Implementation of aggregate awareness
materialized_query: # note that the order of fields below matches the order of the dimensions
fields:
[
order_items.created_at,
order_items.sale_price_sum,
order_items.count,
order_items.user_id_count_distinct
]
base_view: order_items

Verifying aggregate awareness Now, at query runtime, Omni will dynamically swap in the aggregated table for the underlying table if it contains all the necessary fields to execute the query. Because the aggregated table is smaller than the underlying table, queries running against it will be faster and more efficient.

You can verify that aggregate awareness is working by inspecting the generated SQL using Omni's SQL inspector. The SQL inspector will show whether Omni is querying the aggregate table or the granular table.

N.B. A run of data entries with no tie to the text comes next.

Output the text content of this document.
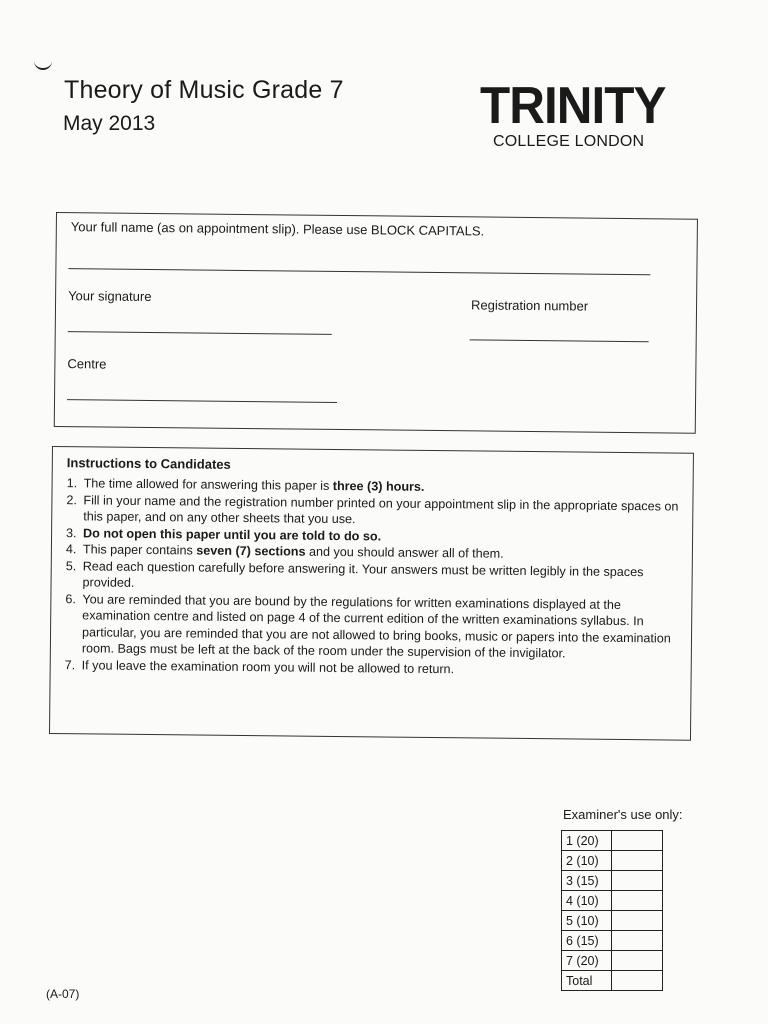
Theory of Music Grade 7
May 2013	TRINITY
COLLEGE LONDON
Your full name (as on appointment slip). Please use BLOCK CAPITALS.
Your signature
Registration number
Centre
Instructions to Candidates
1. The time allowed for answering this paper is three (3) hours.
2. Fill in your name and the registration number printed on your appointment slip in the appropriate spaces on this paper, and on any other sheets that you use.
3. Do not open this paper until you are told to do so.
4. This paper contains seven (7) sections and you should answer all of them.
5. Read each question carefully before answering it. Your answers must be written legibly in the spaces provided.
6. You are reminded that you are bound by the regulations for written examinations displayed at the examination centre and listed on page 4 of the current edition of the written examinations syllabus. In particular, you are reminded that you are not allowed to bring books, music or papers into the examination room. Bags must be left at the back of the room under the supervision of the invigilator.
7. If you leave the examination room you will not be allowed to return.
Examiner's use only:
1 (20)	
2 (10)	
3 (15)	
4 (10)	
5 (10)	
6 (15)	
7 (20)	
Total	
(A-07)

Example of fallback to pre-aggregated view
-- Query rewritten to use materialized view "daily_sales".
-- The original unoptimized SQL is commented-out below
-- SELECT DATE_TRUNC('DAY', "created_at") AS "order_items.created_at[date]__raw",
-- COALESCE(SUM("sale_price"), 0) AS "order_items.sale_price_sum",
-- TO_CHAR(DATE_TRUNC('DAY', "created_at"), 'YYYY-MM-DD') AS "order_items.created_at[date]"
-- FROM "order_items"
-- GROUP BY 1
-- ORDER BY 1 NULLS FIRST
-- LIMIT 999

SELECT
DATE_TRUNC('DAY', "date") AS "order_items.created_at[date]__raw",
COALESCE(SUM(CAST("total_sale_price" AS DOUBLE PRECISION)), 0) AS "order_items.sale_price_sum",
TO_CHAR(DATE_TRUNC('DAY', "date"), 'YYYY-MM-DD') AS "order_items.created_at[date]"
FROM (
SELECT
date,
total_sale_price,
order_items_count,
users_distinct_count
FROM "daily_orders"
) AS "t"
GROUP BY 1
ORDER BY 1 NULLS FIRST
LIMIT 999

Troubleshooting

If you expect Omni to use the aggregated table but it's not, consider the following:

  • Missing fields: Ensure that all the fields being queried are present in the aggregated table and correctly mapped in the materialized_query parameter.
  • Incompatible queries: Certain queries, such as count_distinct over a different level of aggregation than the aggregate table, may not be compatible with aggregate awareness.
  • Cache: If the query results are being retrieved from the cache, Omni may not need to rewrite the SQL.
    • Try clearing the cache to test if aggregate awareness is working as expected.
    • You can also test by setting the cache_policy to 0 so that it never uses cache.